Je devenais fou. De lui. Mais pourquoi il est si distant, aussi ? Tous les indices qu’il a donnés, son insistance sur l’homosexualité en thème de rejet … Mais crotte, quoi ! Hadrien, dévoile-toi, et je t’aimerai pour toujours, je te consolerai, je te soutiendrai, je t’aimerai, je supporterai tes colères, je serai ta petite chose à dispo … si tu me regardes juste un peu.

Mais qui nous regarde, là ? Madame Tibbet. Et elle est partie dans un trip trop barré où nous avons écrit un texte d’une terriiiiible profondeur psychologique, avec des personnages d’une épaisseur incroyaaaaable …

Ça va pas ! Ça va pas du tout ! J’ai encore relu hier avant que le petit Mathieu ait refermé son portable, et c’était clair, c’est juste une bouse, de la daube de pré-ado, avec des dialogues pourris ! Elle ne peut pas vraiment trouver ça un peu bon …Après, c’était le seul texte qu’elle ait pu copier sans scanner à dispo donc voilà … Mais quand même, je vais devoir encore pousser le truc dans le genre … ben ouais, méga-daube !

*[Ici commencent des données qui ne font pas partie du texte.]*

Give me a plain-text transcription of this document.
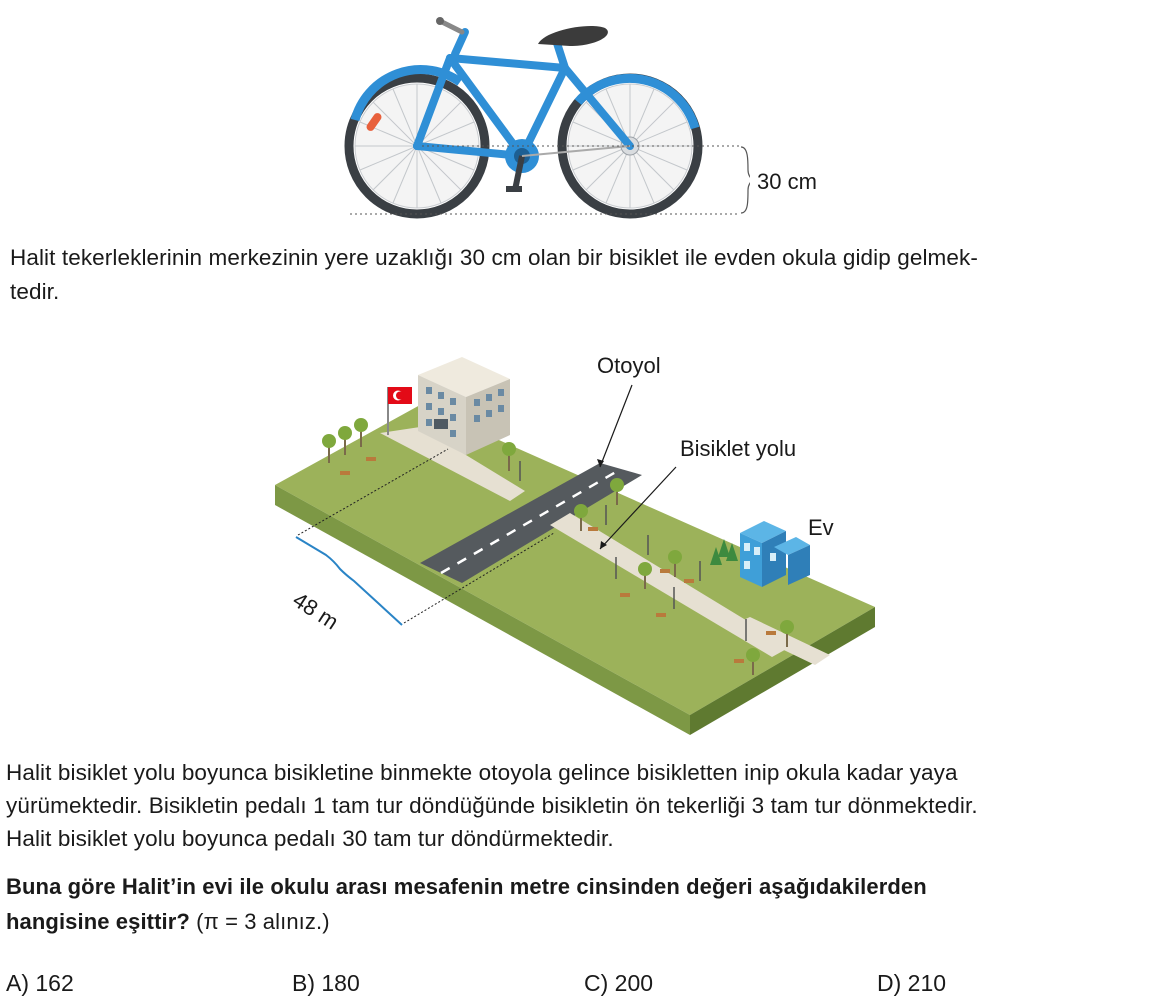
30 cm
Halit tekerleklerinin merkezinin yere uzaklığı 30 cm olan bir bisiklet ile evden okula gidip gelmek-
tedir.
Otoyol
Bisiklet yolu
Ev
48 m
Halit bisiklet yolu boyunca bisikletine binmekte otoyola gelince bisikletten inip okula kadar yaya
yürümektedir. Bisikletin pedalı 1 tam tur döndüğünde bisikletin ön tekerliği 3 tam tur dönmektedir.
Halit bisiklet yolu boyunca pedalı 30 tam tur döndürmektedir.
Buna göre Halit’in evi ile okulu arası mesafenin metre cinsinden değeri aşağıdakilerden
hangisine eşittir? (π = 3 alınız.)
A) 162	B) 180	C) 200	D) 210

Et … ça va pas être easy, vu que mes co-auteurs ont des étoiles dans les yeux, là ! Hadrien a bien pris un mètre cube d’égo avec les compliments, Mathieu sourit comme il fait tout, discrètement, et Sarah … a l’air heureuse. Je n’aurais pas trop cru que ce genre de truc la ferait kiffer mais oui, elle étire les lèvres, et beaucoup, même.

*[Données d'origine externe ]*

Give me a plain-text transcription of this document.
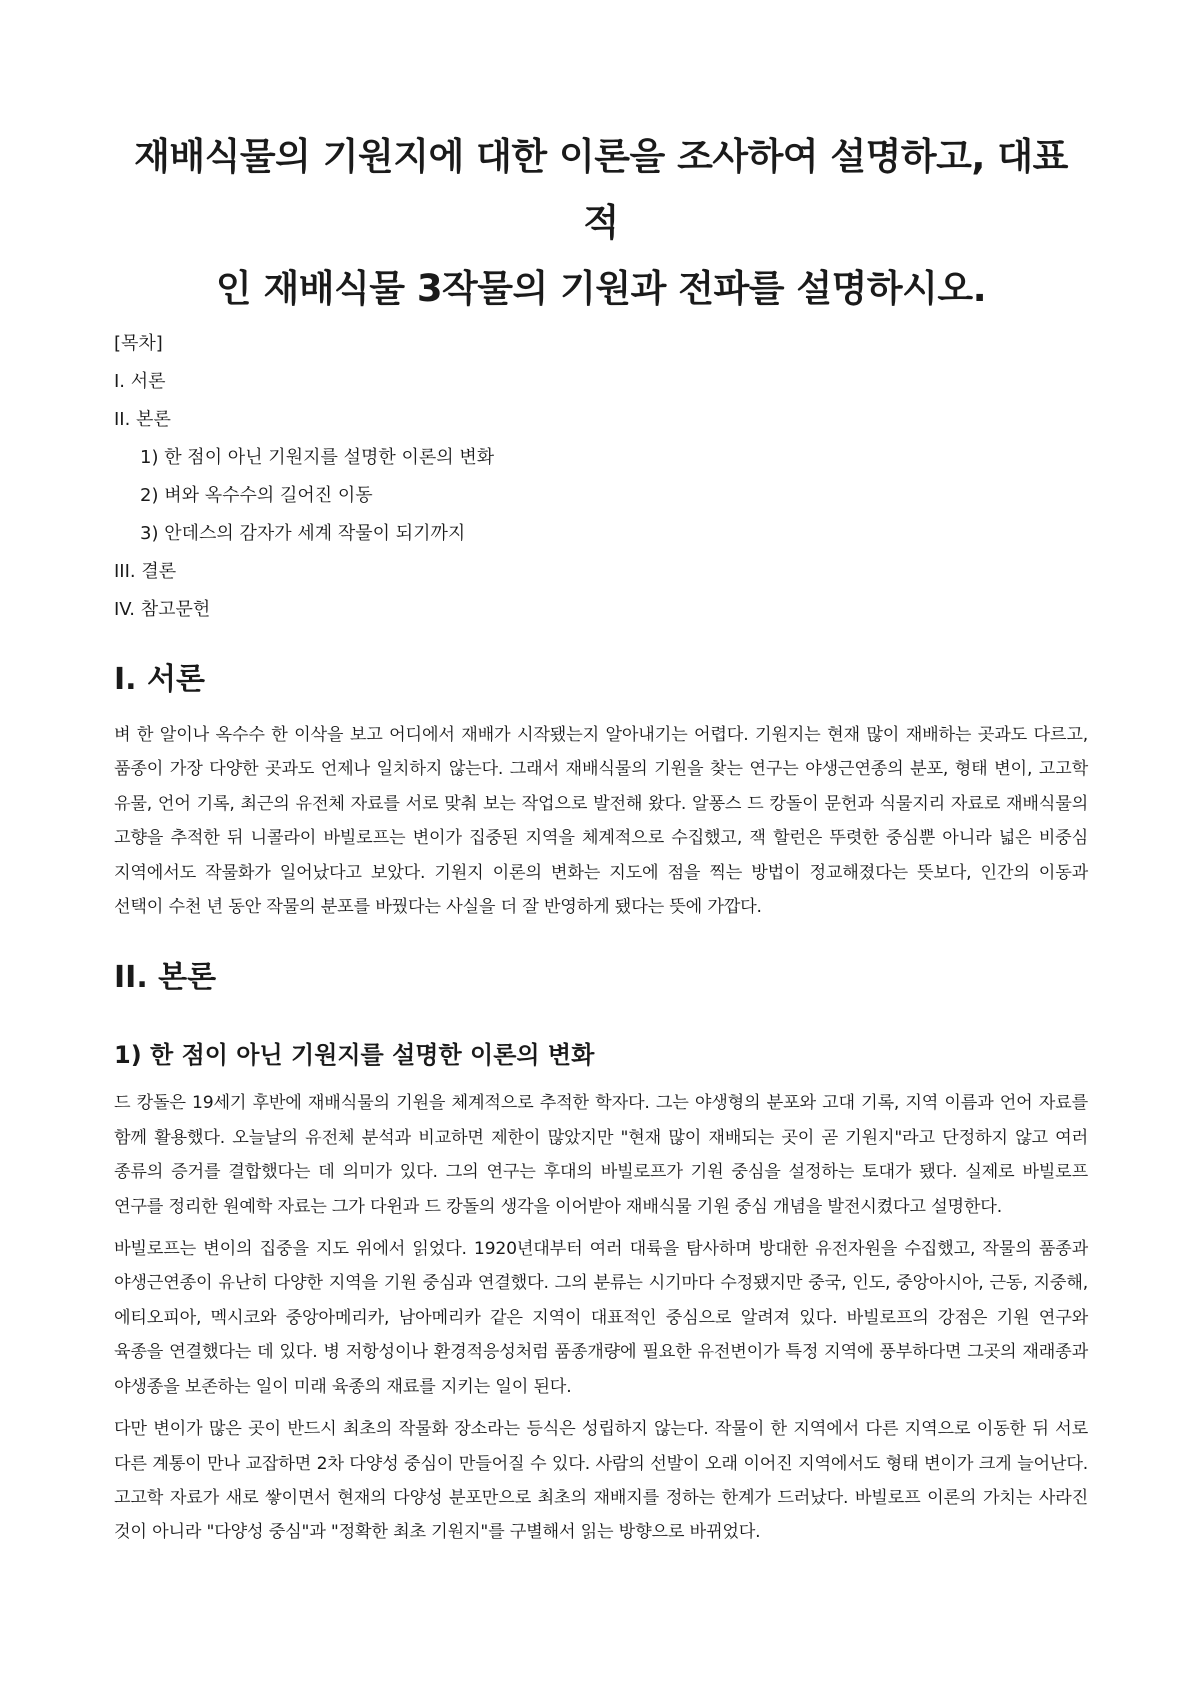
재배식물의 기원지에 대한 이론을 조사하여 설명하고, 대표적
인 재배식물 3작물의 기원과 전파를 설명하시오.

[목차]

I. 서론

II. 본론

1) 한 점이 아닌 기원지를 설명한 이론의 변화

2) 벼와 옥수수의 길어진 이동

3) 안데스의 감자가 세계 작물이 되기까지

III. 결론

IV. 참고문헌

I. 서론

벼 한 알이나 옥수수 한 이삭을 보고 어디에서 재배가 시작됐는지 알아내기는 어렵다. 기원지는 현재 많이 재배하는 곳과도 다르고, 품종이 가장 다양한 곳과도 언제나 일치하지 않는다. 그래서 재배식물의 기원을 찾는 연구는 야생근연종의 분포, 형태 변이, 고고학 유물, 언어 기록, 최근의 유전체 자료를 서로 맞춰 보는 작업으로 발전해 왔다. 알퐁스 드 캉돌이 문헌과 식물지리 자료로 재배식물의 고향을 추적한 뒤 니콜라이 바빌로프는 변이가 집중된 지역을 체계적으로 수집했고, 잭 할런은 뚜렷한 중심뿐 아니라 넓은 비중심 지역에서도 작물화가 일어났다고 보았다. 기원지 이론의 변화는 지도에 점을 찍는 방법이 정교해졌다는 뜻보다, 인간의 이동과 선택이 수천 년 동안 작물의 분포를 바꿨다는 사실을 더 잘 반영하게 됐다는 뜻에 가깝다.

II. 본론
1) 한 점이 아닌 기원지를 설명한 이론의 변화

드 캉돌은 19세기 후반에 재배식물의 기원을 체계적으로 추적한 학자다. 그는 야생형의 분포와 고대 기록, 지역 이름과 언어 자료를 함께 활용했다. 오늘날의 유전체 분석과 비교하면 제한이 많았지만 "현재 많이 재배되는 곳이 곧 기원지"라고 단정하지 않고 여러 종류의 증거를 결합했다는 데 의미가 있다. 그의 연구는 후대의 바빌로프가 기원 중심을 설정하는 토대가 됐다. 실제로 바빌로프 연구를 정리한 원예학 자료는 그가 다윈과 드 캉돌의 생각을 이어받아 재배식물 기원 중심 개념을 발전시켰다고 설명한다.

바빌로프는 변이의 집중을 지도 위에서 읽었다. 1920년대부터 여러 대륙을 탐사하며 방대한 유전자원을 수집했고, 작물의 품종과 야생근연종이 유난히 다양한 지역을 기원 중심과 연결했다. 그의 분류는 시기마다 수정됐지만 중국, 인도, 중앙아시아, 근동, 지중해, 에티오피아, 멕시코와 중앙아메리카, 남아메리카 같은 지역이 대표적인 중심으로 알려져 있다. 바빌로프의 강점은 기원 연구와 육종을 연결했다는 데 있다. 병 저항성이나 환경적응성처럼 품종개량에 필요한 유전변이가 특정 지역에 풍부하다면 그곳의 재래종과 야생종을 보존하는 일이 미래 육종의 재료를 지키는 일이 된다.

다만 변이가 많은 곳이 반드시 최초의 작물화 장소라는 등식은 성립하지 않는다. 작물이 한 지역에서 다른 지역으로 이동한 뒤 서로 다른 계통이 만나 교잡하면 2차 다양성 중심이 만들어질 수 있다. 사람의 선발이 오래 이어진 지역에서도 형태 변이가 크게 늘어난다. 고고학 자료가 새로 쌓이면서 현재의 다양성 분포만으로 최초의 재배지를 정하는 한계가 드러났다. 바빌로프 이론의 가치는 사라진 것이 아니라 "다양성 중심"과 "정확한 최초 기원지"를 구별해서 읽는 방향으로 바뀌었다.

Tous les autres font la tête évidemment. Mais ça va s’arranger, il y a un portable par groupe, Mme Tibbet aura de la lecture ce soir, on va un peu se faire oublier, je vais y veiller !

Déjà insérer des idées de développement ridicules, puis des dialogues de-la-mort-qui-tue-qui-pue, c’est jouable ! Des années à zoner sur les sites de fanfiction, wattpad ou doctissimo, je vois trop bien les trucs pourraves ! Après, si c’est bien crade, je me gagne déjà Hadrien, il marche trop dans l’abusé. Si on prend une idée du petit Mathieu de temps en temps, il est content. Et Faith … Non ! Sarah ! je vais me tromper un jour … je la cadre pas encore trop mais finalement, elle approuve pas mal de nos idées …

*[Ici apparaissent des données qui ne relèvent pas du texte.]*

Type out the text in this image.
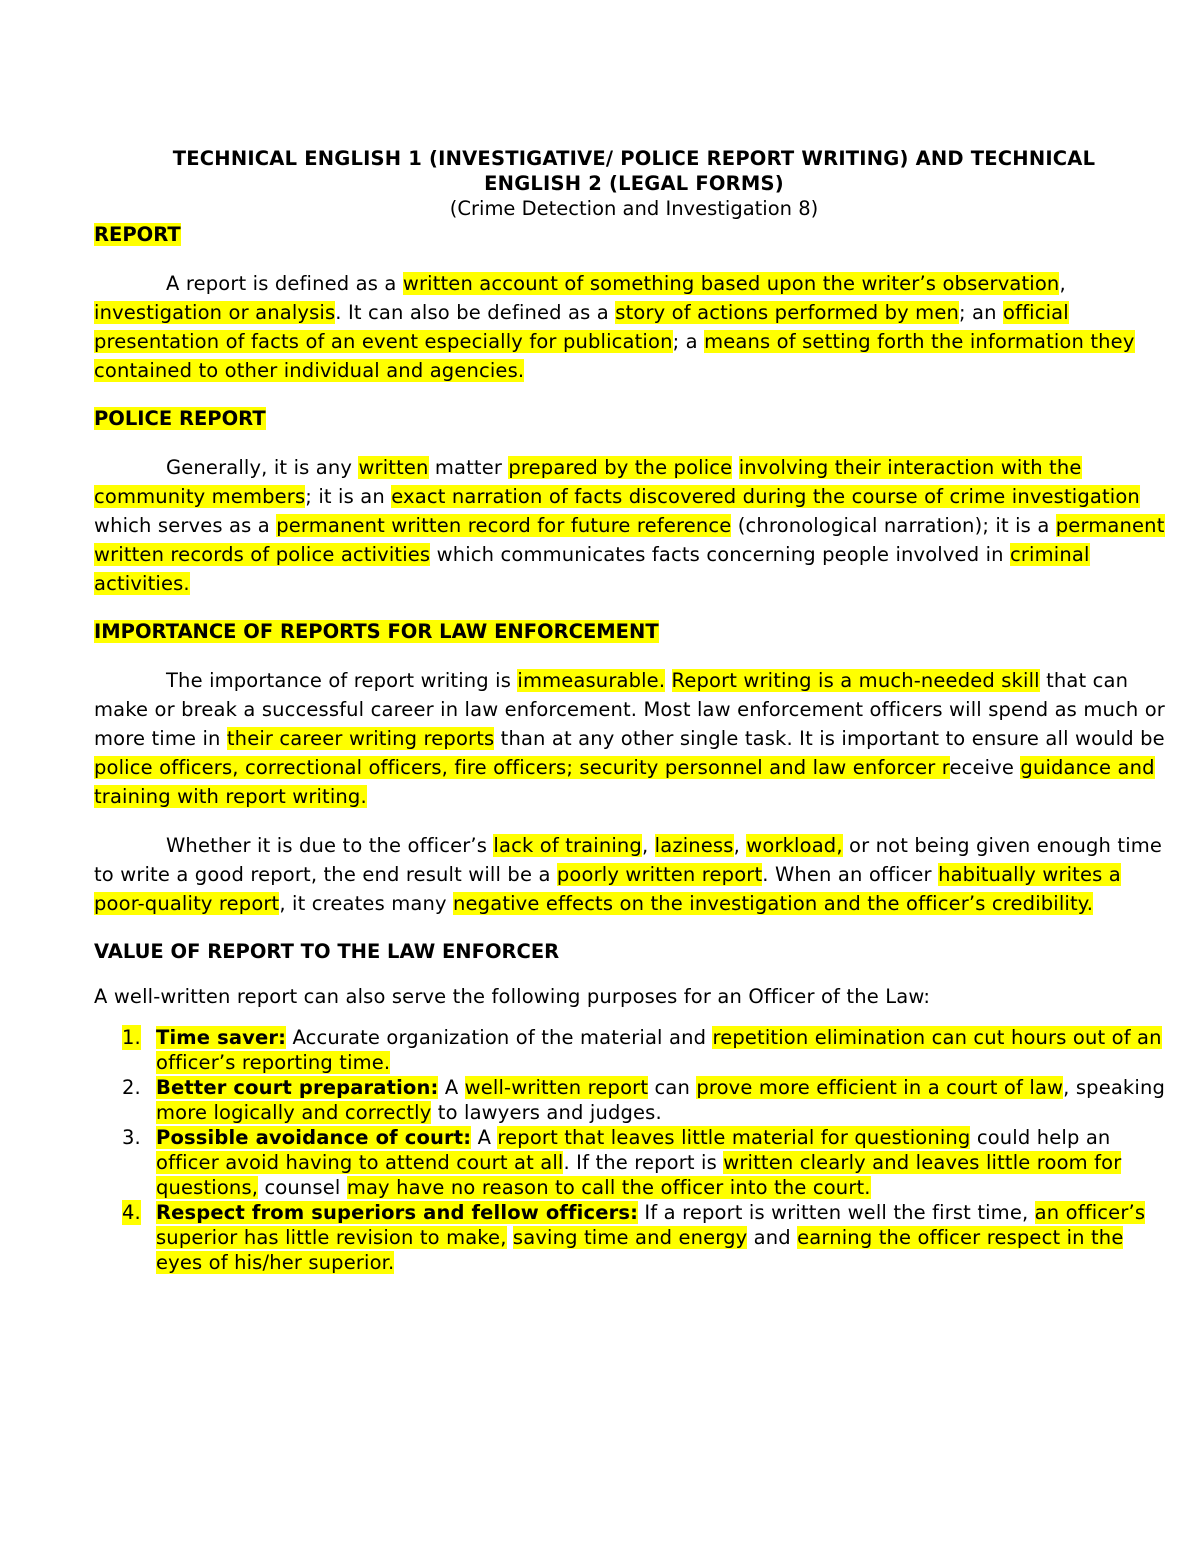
TECHNICAL ENGLISH 1 (INVESTIGATIVE/ POLICE REPORT WRITING) AND TECHNICAL
ENGLISH 2 (LEGAL FORMS)
(Crime Detection and Investigation 8)
REPORT

A report is defined as a written account of something based upon the writer’s observation, investigation or analysis. It can also be defined as a story of actions performed by men; an official presentation of facts of an event especially for publication; a means of setting forth the information they contained to other individual and agencies.

POLICE REPORT

Generally, it is any written matter prepared by the police involving their interaction with the community members; it is an exact narration of facts discovered during the course of crime investigation which serves as a permanent written record for future reference (chronological narration); it is a permanent written records of police activities which communicates facts concerning people involved in criminal activities.

IMPORTANCE OF REPORTS FOR LAW ENFORCEMENT

The importance of report writing is immeasurable. Report writing is a much-needed skill that can make or break a successful career in law enforcement. Most law enforcement officers will spend as much or more time in their career writing reports than at any other single task. It is important to ensure all would be police officers, correctional officers, fire officers; security personnel and law enforcer receive guidance and training with report writing.

Whether it is due to the officer’s lack of training, laziness, workload, or not being given enough time to write a good report, the end result will be a poorly written report. When an officer habitually writes a poor-quality report, it creates many negative effects on the investigation and the officer’s credibility.

VALUE OF REPORT TO THE LAW ENFORCER

A well-written report can also serve the following purposes for an Officer of the Law:

1. Time saver: Accurate organization of the material and repetition elimination can cut hours out of an officer’s reporting time.
2. Better court preparation: A well-written report can prove more efficient in a court of law, speaking more logically and correctly to lawyers and judges.
3. Possible avoidance of court: A report that leaves little material for questioning could help an officer avoid having to attend court at all. If the report is written clearly and leaves little room for questions, counsel may have no reason to call the officer into the court.
4. Respect from superiors and fellow officers: If a report is written well the first time, an officer’s superior has little revision to make, saving time and energy and earning the officer respect in the eyes of his/her superior.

Puis quoi, c’est du théâtre, on va faire en mode hyper théâtral, ce sera bon ! Enfin non, ce sera très mauvais. Mais c’est le but, un peu.

Alors, on a mis un père homophobe et Sarah a un peu phasé. Puis des mecs à l’école un peu très abrutis genre persécuteurs de récré et le petit Mathieu a coincé, là. Ensuite la moitié de la ville qui veut casser du pédé et Hadrien a adoré … C’était juste abusé, et personne d’un minimum intelligent n’aurait marché dans le truc.

Sauf Madame Tibbet, elle faisait presque des bonds sur place …

A croire qu’elle n’avait jamais rien lu d’aussi bon de sa vie. Cette femme est complètement barrée ! On lui montre un caca, elle pense Nutella !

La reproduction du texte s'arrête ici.